Empfehlung der Studie: Köln soll zur Virtual-Reality-Hauptstadt werden

Unter dem Schlagwort „Cologne Games Events“ (CGE) soll die Bedeutung von Köln als Veranstaltungsstandort jenseits der Gamescom gestärkt werden, etwa durch Investorenkonferenzen oder eine auf das Boom-Thema Virtual Reality ausgerichtete Konferenz. In diesem Zusammenhang ist auch die Rolle des Cologne Game Lab an der Technischen Hochschule Köln zu sehen, die in vergangenen Jahren deutlich an Bedeutung gewonnen hat. Auch hier sollen Virtual-Reality-Games und -Anwendungen im Mittelpunkt stehen, unter anderem im Rahmen einer jährlich zu vergebenden „Gamescom-Gastprofessur“.
Die Studie mit allen Erhebungen und den genannten Empfehlungen wurde im Vorfeld der Gamescom an Kölns Oberbürgermeisterin Henriette Reker übergeben, die nicht nur in ihrer Funktion als Aufsichtsratvorsitzende der KoelnMesse ein vitales Interesse an der Stärkung des Standorts haben dürfte. In den kommenden Monaten wird zu beobachten sein, wie Politik und Wirtschaft die Studienergebnisse deuten und welche konkreten Weichen für die Umsetzung des Konzepts gestellt werden.

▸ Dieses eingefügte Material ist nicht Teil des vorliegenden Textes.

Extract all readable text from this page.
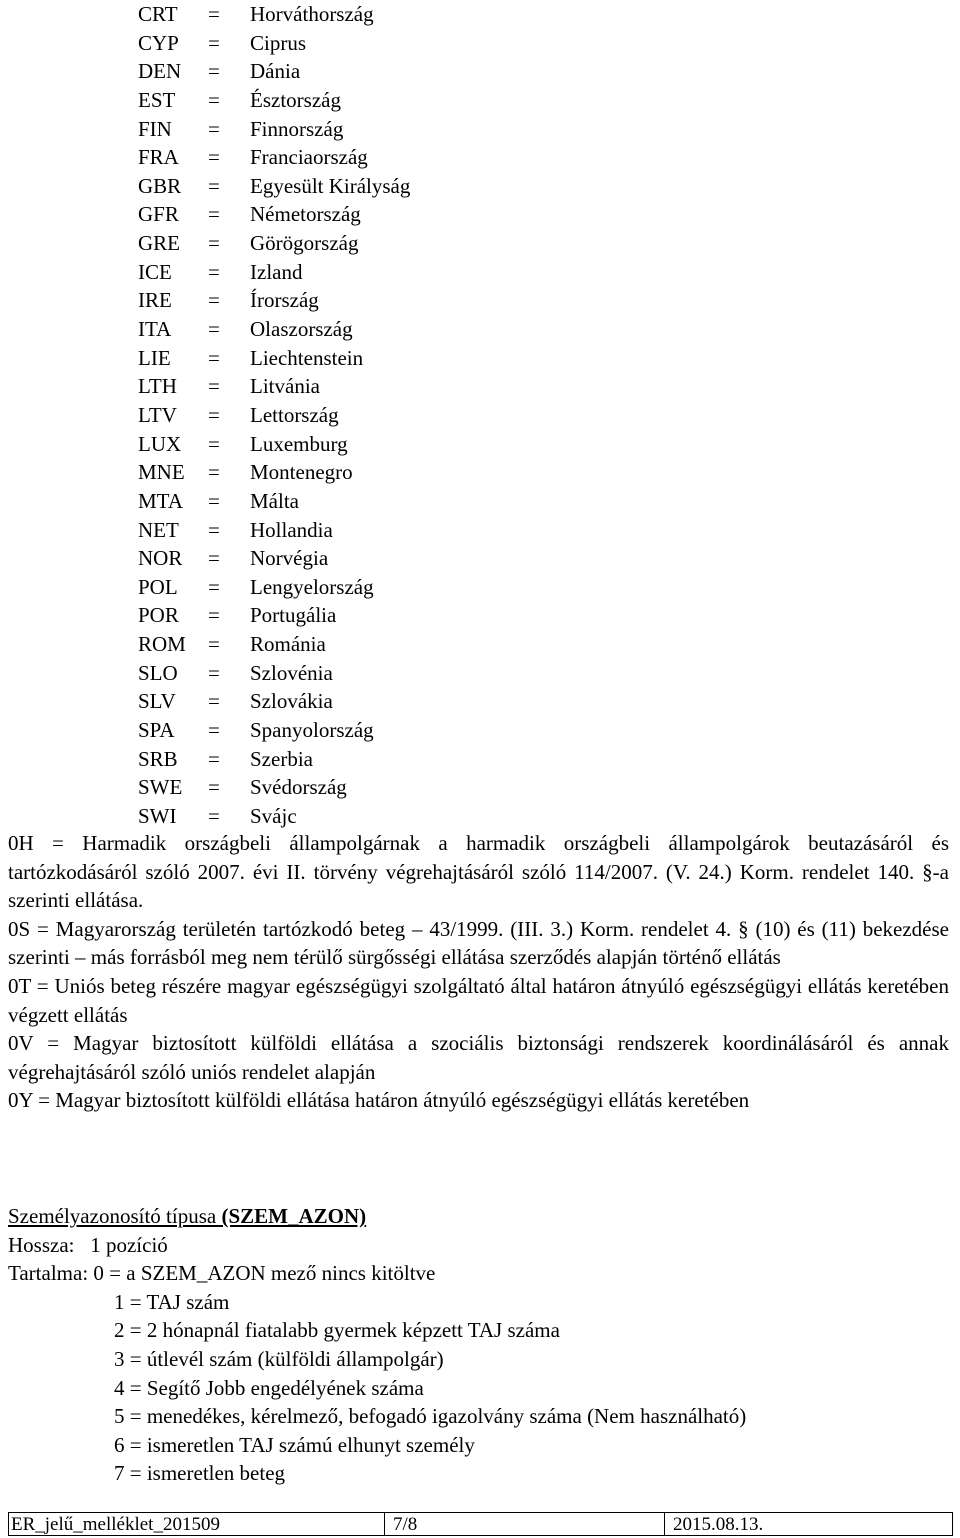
CRT = Horváthország
CYP = Ciprus
DEN = Dánia
EST = Észtország
FIN = Finnország
FRA = Franciaország
GBR = Egyesült Királyság
GFR = Németország
GRE = Görögország
ICE = Izland
IRE = Írország
ITA = Olaszország
LIE = Liechtenstein
LTH = Litvánia
LTV = Lettország
LUX = Luxemburg
MNE = Montenegro
MTA = Málta
NET = Hollandia
NOR = Norvégia
POL = Lengyelország
POR = Portugália
ROM = Románia
SLO = Szlovénia
SLV = Szlovákia
SPA = Spanyolország
SRB = Szerbia
SWE = Svédország
SWI = Svájc

0H = Harmadik országbeli állampolgárnak a harmadik országbeli állampolgárok beutazásáról és tartózkodásáról szóló 2007. évi II. törvény végrehajtásáról szóló 114/2007. (V. 24.) Korm. rendelet 140. §-a szerinti ellátása.

0S = Magyarország területén tartózkodó beteg – 43/1999. (III. 3.) Korm. rendelet 4. § (10) és (11) bekezdése szerinti – más forrásból meg nem térülő sürgősségi ellátása szerződés alapján történő ellátás

0T = Uniós beteg részére magyar egészségügyi szolgáltató által határon átnyúló egészségügyi ellátás keretében végzett ellátás

0V = Magyar biztosított külföldi ellátása a szociális biztonsági rendszerek koordinálásáról és annak végrehajtásáról szóló uniós rendelet alapján

0Y = Magyar biztosított külföldi ellátása határon átnyúló egészségügyi ellátás keretében

Személyazonosító típusa (SZEM_AZON)
Hossza:   1 pozíció
Tartalma: 0 = a SZEM_AZON mező nincs kitöltve
1 = TAJ szám
2 = 2 hónapnál fiatalabb gyermek képzett TAJ száma
3 = útlevél szám (külföldi állampolgár)
4 = Segítő Jobb engedélyének száma
5 = menedékes, kérelmező, befogadó igazolvány száma (Nem használható)
6 = ismeretlen TAJ számú elhunyt személy
7 = ismeretlen beteg
ER_jelű_melléklet_201509	7/8	2015.08.13.
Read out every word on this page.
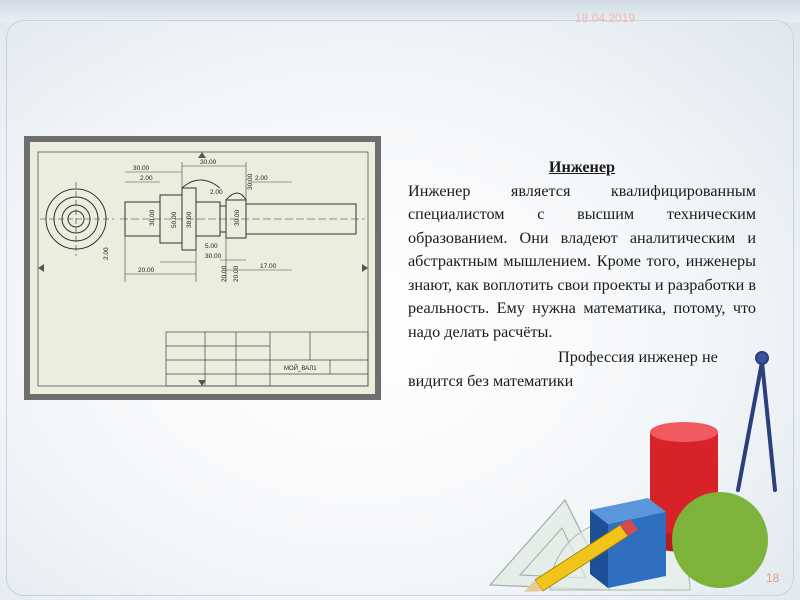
18.04.2019
30.00
2.00
30.00
2.00
2.00
30.00
5.00
20.00
17.00
30.00 50.00 38.00	30.00
2.00
20.00 20.00
30.00
МОЙ_ВАЛ1

Инженер

Инженер является квалифицированным специалистом с высшим техническим образованием. Они владеют аналитическим и абстрактным мышлением. Кроме того, инженеры знают, как воплотить свои проекты и разработки в реальность. Ему нужна математика, потому, что надо делать расчёты.

Профессия инженер не видится без математики

18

Ziel des Cologne Games Project (CGP) müsse es sein,  dass „spätestens 2021, wenn es bei den großen Konferenzen und bei Unternehmensentscheidungen um einen Standort europaweit geht, Köln immer als eine herausragende Alternative gesehen wird.“ Erst dann könne man guten Gewissens behaupten, Köln sei die Spielehauptstadt Europas, so Müller-Lietzkow.